Message : 消息的载体，代表了一个事件，通过一个what字段来标记是什么事件，源码定义如下：

/**
 * A message that can be posted to a Looper.
 */
struct Message {
    Message() : what(0) { }
    Message(int w) : what(w) { }

    /* The message type. (interpretation is left up to the handler) */
    int what;
};

View Code

MessageHandler/WeakMessageHandler 消息处理的接口(基类), 子类通过实现handleMessage来实现特定Message的处理逻辑。WeakMessageHandler包含了一个MessageHandler的弱指针

/**
 * Interface for a Looper message handler.
 *
 * The Looper holds a strong reference to the message handler whenever it has
 * a message to deliver to it.  Make sure to call Looper::removeMessages
 * to remove any pending messages destined for the handler so that the handler
 * can be destroyed.
 */
class MessageHandler : public virtual RefBase {
protected:
    virtual ~MessageHandler();

public:
    /**
     * Handles a message.
     */
    virtual void handleMessage(const Message& message) = 0;
};


/**
 * A simple proxy that holds a weak reference to a message handler.
 */
class WeakMessageHandler : public MessageHandler {
protected:
    virtual ~WeakMessageHandler();

public:
    WeakMessageHandler(const wp<MessageHandler>& handler);
    virtual void handleMessage(const Message& message);

private:
    wp<MessageHandler> mHandler;
};

View Code

LooperCallback/SimpleLooperCallback ：用于Looper回调，实际上就是保存一个Looper_callbackFunc指针的包装基类。

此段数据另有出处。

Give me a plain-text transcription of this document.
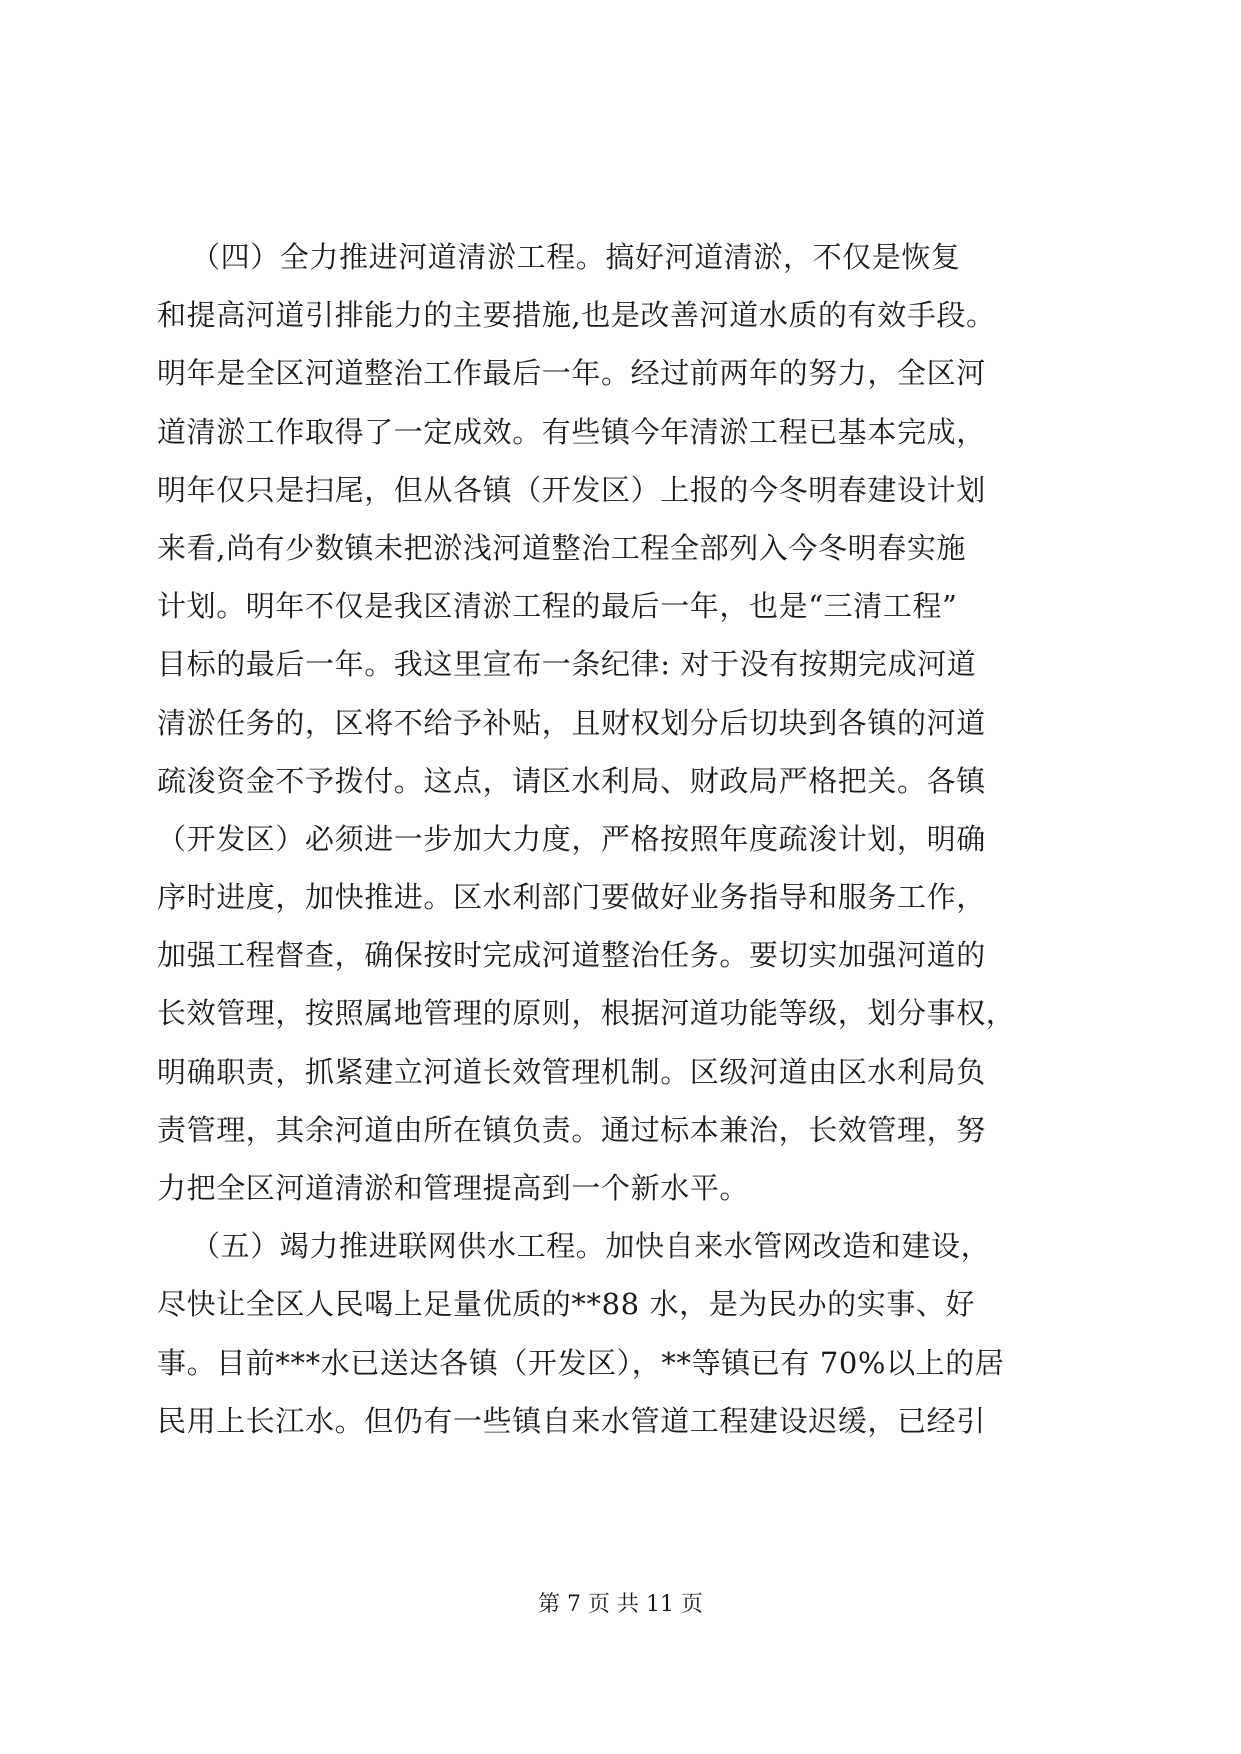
（四）全力推进河道清淤工程。搞好河道清淤，不仅是恢复
和提高河道引排能力的主要措施,也是改善河道水质的有效手段。
明年是全区河道整治工作最后一年。经过前两年的努力，全区河
道清淤工作取得了一定成效。有些镇今年清淤工程已基本完成，
明年仅只是扫尾，但从各镇（开发区）上报的今冬明春建设计划
来看,尚有少数镇未把淤浅河道整治工程全部列入今冬明春实施
计划。明年不仅是我区清淤工程的最后一年，也是“三清工程”
目标的最后一年。我这里宣布一条纪律: 对于没有按期完成河道
清淤任务的，区将不给予补贴，且财权划分后切块到各镇的河道
疏浚资金不予拨付。这点，请区水利局、财政局严格把关。各镇
（开发区）必须进一步加大力度，严格按照年度疏浚计划，明确
序时进度，加快推进。区水利部门要做好业务指导和服务工作，
加强工程督查，确保按时完成河道整治任务。要切实加强河道的
长效管理，按照属地管理的原则，根据河道功能等级，划分事权，
明确职责，抓紧建立河道长效管理机制。区级河道由区水利局负
责管理，其余河道由所在镇负责。通过标本兼治，长效管理，努
力把全区河道清淤和管理提高到一个新水平。
（五）竭力推进联网供水工程。加快自来水管网改造和建设，
尽快让全区人民喝上足量优质的**88 水，是为民办的实事、好
事。目前***水已送达各镇（开发区），**等镇已有 70%以上的居
民用上长江水。但仍有一些镇自来水管道工程建设迟缓，已经引
第 7 页 共 11 页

在Looper::addFd()方法添加监测的fd时来设置回调。

/**
 * A looper callback.
 */
class LooperCallback : public virtual RefBase {
protected:
    virtual ~LooperCallback();

public:
    /**
     * Handles a poll event for the given file descriptor.
     * It is given the file descriptor it is associated with,
     * a bitmask of the poll events that were triggered (typically EVENT_INPUT),
     * and the data pointer that was originally supplied.
     *
     * Implementations should return 1 to continue receiving callbacks, or 0
     * to have this file descriptor and callback unregistered from the looper.
     */
    virtual int handleEvent(int fd, int events, void* data) = 0;
};

/**
 * Wraps a Looper_callbackFunc function pointer.
 */
class SimpleLooperCallback : public LooperCallback {
protected:
    virtual ~SimpleLooperCallback();

public:
    SimpleLooperCallback(Looper_callbackFunc callback);
    virtual int handleEvent(int fd, int events, void* data);

private:
    Looper_callbackFunc mCallback;
};

View Code

Looper核心类，它其中维护着一个消息/监测的fd队列，当用户调用pollOnce或pollAll时，就会去判断是否有消息要处理（调用对应的handler::handleMessage）或监测对的fd有事件发生（回调对应的callback函数）

关键方法分析

Create Looper == 创建Looper的方法

Looper提供两种方式创建Looper：

1. 直接调用Looper 构造函数：

Looper::Looper(bool allowNonCallbacks) :
        mAllowNonCallbacks(allowNonCallbacks), mSendingMessage(false),
        mPolling(false), mEpollFd(-1), mEpollRebuildRequired(false),
        mNextRequestSeq(0), mResponseIndex(0), mNextMessageUptime(LLONG_MAX) {
    mWakeEventFd = eventfd(0, EFD_NONBLOCK | EFD_CLOEXEC);
    LOG_ALWAYS_FATAL_IF(mWakeEventFd < 0, "Could not make wake event fd: %s",
                        strerror(errno));

    AutoMutex _l(mLock);
    rebuildEpollLocked();
}

View Code

2. 调用Looper的静态函数 prepare() ：如果线程已经有对应的Looper，则直接返回，否则才会创建新的Looper。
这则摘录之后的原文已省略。